Well the thing about CAD files is that through reinforcement learning you can basically ask the AI to generate the CAD file an arbitrary item - say it’s a rabbit. It might have examples of this already in its training set and it’s essentially a similarity lookup - but for sake of argument assume we are giving it examples at the edge of the distribution (the whole point of RL). It guesses and you render the file. You pass that image to another AI (not being trained) and ask it if it resembles the description you gave the AI in training. If it does, you have a positive example. If it doesn’t, negative. In that way you can essentially apply transfer learning from the image recognition functionality to the description -> CAD functionality.
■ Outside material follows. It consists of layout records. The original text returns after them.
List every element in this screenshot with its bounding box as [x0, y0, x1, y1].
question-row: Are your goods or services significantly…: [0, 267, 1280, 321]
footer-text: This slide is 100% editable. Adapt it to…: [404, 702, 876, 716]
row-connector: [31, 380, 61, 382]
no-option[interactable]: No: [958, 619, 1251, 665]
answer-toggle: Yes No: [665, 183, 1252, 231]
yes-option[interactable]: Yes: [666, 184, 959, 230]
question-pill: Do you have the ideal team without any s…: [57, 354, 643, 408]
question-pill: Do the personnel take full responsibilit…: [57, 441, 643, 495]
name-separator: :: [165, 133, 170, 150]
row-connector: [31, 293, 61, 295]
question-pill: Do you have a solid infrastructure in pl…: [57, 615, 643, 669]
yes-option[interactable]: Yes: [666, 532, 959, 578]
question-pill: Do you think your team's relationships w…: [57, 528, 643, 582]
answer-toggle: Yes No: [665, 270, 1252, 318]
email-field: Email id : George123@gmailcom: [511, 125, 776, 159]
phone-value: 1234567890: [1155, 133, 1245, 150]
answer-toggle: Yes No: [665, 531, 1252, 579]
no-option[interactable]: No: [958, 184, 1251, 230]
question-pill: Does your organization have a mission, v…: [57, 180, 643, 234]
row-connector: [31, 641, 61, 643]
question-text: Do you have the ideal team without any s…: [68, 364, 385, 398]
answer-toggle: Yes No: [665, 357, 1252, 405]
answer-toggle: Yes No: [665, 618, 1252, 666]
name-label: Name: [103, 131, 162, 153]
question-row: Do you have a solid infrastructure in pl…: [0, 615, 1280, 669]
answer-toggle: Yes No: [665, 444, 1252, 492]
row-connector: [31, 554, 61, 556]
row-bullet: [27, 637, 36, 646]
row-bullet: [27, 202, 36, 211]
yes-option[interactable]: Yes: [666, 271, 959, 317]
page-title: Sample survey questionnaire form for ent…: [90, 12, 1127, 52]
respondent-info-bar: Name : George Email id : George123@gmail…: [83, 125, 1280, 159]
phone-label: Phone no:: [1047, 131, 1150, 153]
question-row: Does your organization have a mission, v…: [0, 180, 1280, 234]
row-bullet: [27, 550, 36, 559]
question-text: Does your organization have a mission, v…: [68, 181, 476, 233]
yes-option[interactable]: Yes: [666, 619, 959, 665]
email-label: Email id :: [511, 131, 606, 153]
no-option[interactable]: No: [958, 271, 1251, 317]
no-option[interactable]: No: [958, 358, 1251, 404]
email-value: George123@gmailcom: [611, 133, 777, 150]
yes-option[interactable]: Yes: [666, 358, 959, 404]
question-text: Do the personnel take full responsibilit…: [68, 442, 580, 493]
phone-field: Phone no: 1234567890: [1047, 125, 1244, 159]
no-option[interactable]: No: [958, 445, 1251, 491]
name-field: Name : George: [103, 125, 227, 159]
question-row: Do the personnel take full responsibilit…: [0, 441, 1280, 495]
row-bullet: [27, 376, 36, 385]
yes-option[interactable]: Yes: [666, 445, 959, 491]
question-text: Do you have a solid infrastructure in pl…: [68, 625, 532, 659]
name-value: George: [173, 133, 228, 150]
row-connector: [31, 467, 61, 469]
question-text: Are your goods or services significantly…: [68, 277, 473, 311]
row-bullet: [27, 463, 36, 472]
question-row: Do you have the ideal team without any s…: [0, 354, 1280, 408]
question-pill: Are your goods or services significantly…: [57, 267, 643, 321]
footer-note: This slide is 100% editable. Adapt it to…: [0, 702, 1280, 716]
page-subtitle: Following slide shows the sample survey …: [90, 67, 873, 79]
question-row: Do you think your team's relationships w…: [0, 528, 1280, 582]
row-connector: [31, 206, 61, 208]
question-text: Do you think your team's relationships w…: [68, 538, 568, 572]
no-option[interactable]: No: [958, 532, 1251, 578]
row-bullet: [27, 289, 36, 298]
But is that actually spatial reasoning? Or is it effectively image generation? Because there’s a difference. Spatial reasoning implies that you could drop it in a video game, give it rules, and let it run. And it would play the game well. Like a flight simulator. That would be true spatial reasoning because spatial reasoning is not just identifying objects but understanding how they interact with one another in a highly quantitative way.